Quello che non vediamo

Qualche settimana fa ho ricevuto la telefonata da una amica, la quale mi ha proposto di partecipare, vestendo il ruolo del docente, a un progetto indirizzato a ragazzi di seconda e terza media.

L’idea era quella di insegnare ai ragazzi a guardare il proprio quartiere con occhi diversi, “alla scoperta della realtà”. Non un corso vero e proprio di fotografia, ma spiegare loro come la fotografia può essere strumento per osservare il mondo, goderne la bellezza, riscoprirlo.

La sfida era interessante e ho deciso di accettarla, ma ricordo molto bene cosa dissi a Barbara: “Non lo faccio per i soldi, nè lo faccio per la visibilità: lo faccio perché può essere una opportunità per me per riscoprire la fotografia per quello che essa è veramente”.

Ora immaginate un quarantenne abituato a lavorare nel suo studio, da solo, con solo Chopin a fargli compagnia, in una stanza gremita di dodicenni in tute griffate, urlanti e con la testa nello smartphone. Ammetto che la prima reazione è stata “ma che ci faccio qui?”, ma ormai ero dentro e dovevo andare avanti.

La mia attenzione si è soffermata su un ragazzo in particolare, che chiamerò Luca. Luca ha la tuta della nike griffata, è alto, biondo, ha i lineamenti di un ragazzo che sta diventando uomo, le spalle ben definite, lo sguardo duro e fiero, ma quando parla esce una vocina flebile, delicata, di un bambino.

Luca mi tira letteralmente scemo. Durante i 90 minuti della lezione mi da continuamente le spalle, interferisce, accende discussioni sul fatto che sia meglio la penna blu invece della rossa, ogni tanto mi getta qualche sguardo come a indagarmi, a capire come posso reagire.

Stremato, finisco quasi gettando la spugna lasciando un compitino, sperando che facciano qualcosa: “Tornate a casa e fotografate quello che vi colpisce, la prossima volta le vedremo insieme”.

Passano le due settimane e mi arrivano da Barbara le foto dei ragazzi.

Tra le foto tante cose belle: un parchetto, un cane, un boschetto, i propri genitori.
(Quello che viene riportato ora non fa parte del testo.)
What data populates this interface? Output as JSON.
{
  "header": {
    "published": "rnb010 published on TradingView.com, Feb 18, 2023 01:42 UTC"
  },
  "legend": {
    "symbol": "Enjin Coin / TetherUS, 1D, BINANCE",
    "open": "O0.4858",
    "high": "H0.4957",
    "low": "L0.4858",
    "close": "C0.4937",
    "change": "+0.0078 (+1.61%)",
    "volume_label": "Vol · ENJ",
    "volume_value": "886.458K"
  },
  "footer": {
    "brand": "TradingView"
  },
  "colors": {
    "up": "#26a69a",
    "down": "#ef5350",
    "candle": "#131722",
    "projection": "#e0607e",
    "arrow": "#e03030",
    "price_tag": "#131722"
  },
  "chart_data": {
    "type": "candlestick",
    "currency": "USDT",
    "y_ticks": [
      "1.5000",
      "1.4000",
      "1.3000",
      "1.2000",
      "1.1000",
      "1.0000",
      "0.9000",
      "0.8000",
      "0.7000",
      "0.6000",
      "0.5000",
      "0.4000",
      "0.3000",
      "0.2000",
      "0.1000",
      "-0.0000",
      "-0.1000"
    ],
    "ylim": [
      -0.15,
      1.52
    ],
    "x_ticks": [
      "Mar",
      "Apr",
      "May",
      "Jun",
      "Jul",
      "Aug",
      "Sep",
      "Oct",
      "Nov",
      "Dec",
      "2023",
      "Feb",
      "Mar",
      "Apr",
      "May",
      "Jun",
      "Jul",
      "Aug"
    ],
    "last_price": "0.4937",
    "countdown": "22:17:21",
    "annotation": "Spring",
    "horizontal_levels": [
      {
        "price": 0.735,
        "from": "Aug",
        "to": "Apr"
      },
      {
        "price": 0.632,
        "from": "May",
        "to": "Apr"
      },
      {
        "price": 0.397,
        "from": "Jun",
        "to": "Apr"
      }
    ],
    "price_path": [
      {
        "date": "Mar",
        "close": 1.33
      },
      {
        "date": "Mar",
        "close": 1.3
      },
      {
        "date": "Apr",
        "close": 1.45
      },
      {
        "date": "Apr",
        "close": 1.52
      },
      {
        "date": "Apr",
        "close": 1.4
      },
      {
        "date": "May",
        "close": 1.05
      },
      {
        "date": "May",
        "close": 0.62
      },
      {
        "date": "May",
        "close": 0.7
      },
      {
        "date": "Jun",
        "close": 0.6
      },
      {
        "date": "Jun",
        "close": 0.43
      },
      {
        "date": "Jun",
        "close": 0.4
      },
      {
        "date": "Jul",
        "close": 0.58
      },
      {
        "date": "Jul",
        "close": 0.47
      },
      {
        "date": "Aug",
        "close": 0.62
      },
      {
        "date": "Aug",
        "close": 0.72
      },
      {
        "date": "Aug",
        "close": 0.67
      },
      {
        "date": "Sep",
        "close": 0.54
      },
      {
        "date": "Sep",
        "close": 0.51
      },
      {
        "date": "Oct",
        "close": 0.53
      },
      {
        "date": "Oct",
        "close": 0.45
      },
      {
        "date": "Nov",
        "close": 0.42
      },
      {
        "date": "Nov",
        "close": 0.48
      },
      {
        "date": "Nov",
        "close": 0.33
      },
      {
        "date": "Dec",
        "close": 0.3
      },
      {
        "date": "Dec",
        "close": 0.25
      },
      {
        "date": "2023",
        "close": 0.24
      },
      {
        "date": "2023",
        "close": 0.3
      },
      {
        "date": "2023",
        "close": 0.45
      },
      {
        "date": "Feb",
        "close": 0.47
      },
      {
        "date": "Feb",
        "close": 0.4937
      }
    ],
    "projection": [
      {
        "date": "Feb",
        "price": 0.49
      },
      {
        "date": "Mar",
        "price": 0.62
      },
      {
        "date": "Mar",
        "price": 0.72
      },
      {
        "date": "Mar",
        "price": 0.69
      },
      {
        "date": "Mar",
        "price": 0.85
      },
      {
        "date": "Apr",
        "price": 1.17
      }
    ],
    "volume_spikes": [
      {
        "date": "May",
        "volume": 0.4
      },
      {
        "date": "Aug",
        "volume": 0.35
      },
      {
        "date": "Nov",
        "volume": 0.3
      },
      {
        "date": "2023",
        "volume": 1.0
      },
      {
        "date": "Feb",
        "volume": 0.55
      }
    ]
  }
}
Poi ce n’è una di Luca.

Si, Luca, proprio lui, quello che per 90 minuti mi guardava annacquato con il braccio completamente steso sul banco e il viso rovesciato a metà in una storta visione del mondo. Eppure, qualcosa deve essere accaduto, dentro di lui, perché un pomeriggio, dalla finestra di casa sua, ha scattato questa foto.

Luca non ha fatto un compitino. Luca non ha fatto questa foto perché qualcuno gli ha detto di farla. No.

Io me lo immagino in casa, annoiato tra un compito da fare e una chat di gruppo, che ciondola per casa. Poi all’improvviso passa davanti alla finestra della sala, il suo occhio è attirato dalla luce calda, esce sul balcone.

E davanti a quello spettacolo torna in casa, prende il cellulare, e scatta una fotografia (e pure ben composta).

Luca, che non gli avrei dato una possibilità una, è la dimostrazione che “L’essenziale è invisibile agli occhi”, ossia che il suo desiderio di bellezza, di infinito, di chiamatelocomevipare, è una cosa che non possiamo vedere (anzi lui ce lo nasconde perché quasi se ne vergogna), ma che c’è e che viene fuori dirompente quando messo di fronte a qualcosa al quale non può dire di no.

Ed è’ un desiderio presente in ciascuno di noi, nascosto tra le pieghe della felpa, tra le pagine dei libri, infilato tra le email di lavoro. Dobbiamo solo tirarlo fuori, combattendo la pigrizia e la paura di risultare fragili al mondo, ma sentendoci finalmente più liberi.